First off, usually service dogs aren’t dragging the person around, even if the person they’re with is in a wheelchair. They’re picking up dropped items, or pushing door buttons, that sort of thing. I don’t think a dog is like an ant, where they can carry more than their own weight.
On top of that, trained firefighters were saying that it was hard to navigate in there. Now, imagine a dog trying to drag a big man out of there. Even if he could, which I would think would be difficult on a good day, it would be pretty impossible when the fire was right there.
Then there’s the issue of the door. I know that special skills dogs can open doors, but a lot of the time, I think they do it by pushing a button. What if the button wasn’t working because of the fire? I guess sometimes you can tie something to the door so they can pull it open, but what if he didn’t do that?
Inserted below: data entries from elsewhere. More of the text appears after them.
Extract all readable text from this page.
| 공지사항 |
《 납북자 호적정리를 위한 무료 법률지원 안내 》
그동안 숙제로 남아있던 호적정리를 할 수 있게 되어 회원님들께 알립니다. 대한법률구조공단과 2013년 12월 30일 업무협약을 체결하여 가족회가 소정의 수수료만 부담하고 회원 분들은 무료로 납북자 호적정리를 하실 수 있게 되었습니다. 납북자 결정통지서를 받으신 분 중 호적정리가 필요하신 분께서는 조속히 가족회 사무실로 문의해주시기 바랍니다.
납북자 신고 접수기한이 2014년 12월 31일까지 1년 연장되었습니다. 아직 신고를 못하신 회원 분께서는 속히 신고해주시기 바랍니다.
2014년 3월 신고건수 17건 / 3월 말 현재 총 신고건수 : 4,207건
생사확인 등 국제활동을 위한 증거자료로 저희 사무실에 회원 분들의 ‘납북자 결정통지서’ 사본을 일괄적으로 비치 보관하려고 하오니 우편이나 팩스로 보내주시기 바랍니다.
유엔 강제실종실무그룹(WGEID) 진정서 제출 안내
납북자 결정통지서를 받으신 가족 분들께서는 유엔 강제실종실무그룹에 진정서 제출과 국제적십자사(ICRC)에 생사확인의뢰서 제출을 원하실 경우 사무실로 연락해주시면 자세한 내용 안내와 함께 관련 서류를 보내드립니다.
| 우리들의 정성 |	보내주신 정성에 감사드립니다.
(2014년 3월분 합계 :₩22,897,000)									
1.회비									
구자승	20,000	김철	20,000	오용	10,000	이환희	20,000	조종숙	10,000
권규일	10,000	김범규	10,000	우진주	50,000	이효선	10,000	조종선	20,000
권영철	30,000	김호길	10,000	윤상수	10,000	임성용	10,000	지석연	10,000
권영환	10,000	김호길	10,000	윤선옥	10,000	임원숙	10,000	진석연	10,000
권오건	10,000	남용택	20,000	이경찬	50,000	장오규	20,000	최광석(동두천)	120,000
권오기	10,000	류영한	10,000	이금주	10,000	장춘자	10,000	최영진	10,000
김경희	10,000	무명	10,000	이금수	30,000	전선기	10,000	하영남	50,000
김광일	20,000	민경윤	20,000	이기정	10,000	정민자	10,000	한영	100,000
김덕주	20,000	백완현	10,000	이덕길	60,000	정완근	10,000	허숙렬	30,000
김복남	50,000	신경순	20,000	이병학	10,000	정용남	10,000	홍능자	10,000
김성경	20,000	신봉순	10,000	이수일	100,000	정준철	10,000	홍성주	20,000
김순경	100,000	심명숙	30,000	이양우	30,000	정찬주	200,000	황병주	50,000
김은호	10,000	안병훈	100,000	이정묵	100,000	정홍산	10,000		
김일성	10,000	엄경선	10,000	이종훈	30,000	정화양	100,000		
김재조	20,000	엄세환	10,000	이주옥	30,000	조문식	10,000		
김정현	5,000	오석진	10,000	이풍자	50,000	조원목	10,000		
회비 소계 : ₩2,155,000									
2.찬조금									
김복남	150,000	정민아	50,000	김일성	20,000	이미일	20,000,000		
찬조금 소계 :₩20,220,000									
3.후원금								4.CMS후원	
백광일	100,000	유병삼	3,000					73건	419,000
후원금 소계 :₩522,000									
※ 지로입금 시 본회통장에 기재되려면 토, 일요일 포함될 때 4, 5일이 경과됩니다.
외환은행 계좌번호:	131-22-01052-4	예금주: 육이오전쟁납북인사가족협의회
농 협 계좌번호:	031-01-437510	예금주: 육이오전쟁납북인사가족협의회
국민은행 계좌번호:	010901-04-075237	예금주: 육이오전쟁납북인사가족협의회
What if he had a clicker for his door, so didn’t have a rope tied on there for an emergency situation? At the very most, if the dog was trained for it, he could have pushed a button on the guy’s phone to call 911. But that might not have been enough.
And then there’s the obvious factor of the apartment being one big smoke cloud. How long until the poor dog was overwhelmed?
I just felt bad for the dog, who everyone came just short of blaming for not saving this guy. Service dogs do a lot, but they have their limits.
I hope this clears up some things for some people. Those two thoughts have come up a lot, so I thought I would make an attempt at trying to explain them. Perhaps people who know more about special skills dogs can either tell me I’m full of it or add more about the second scenario, but I know how I feel about the first one and I don’t think I’m alone.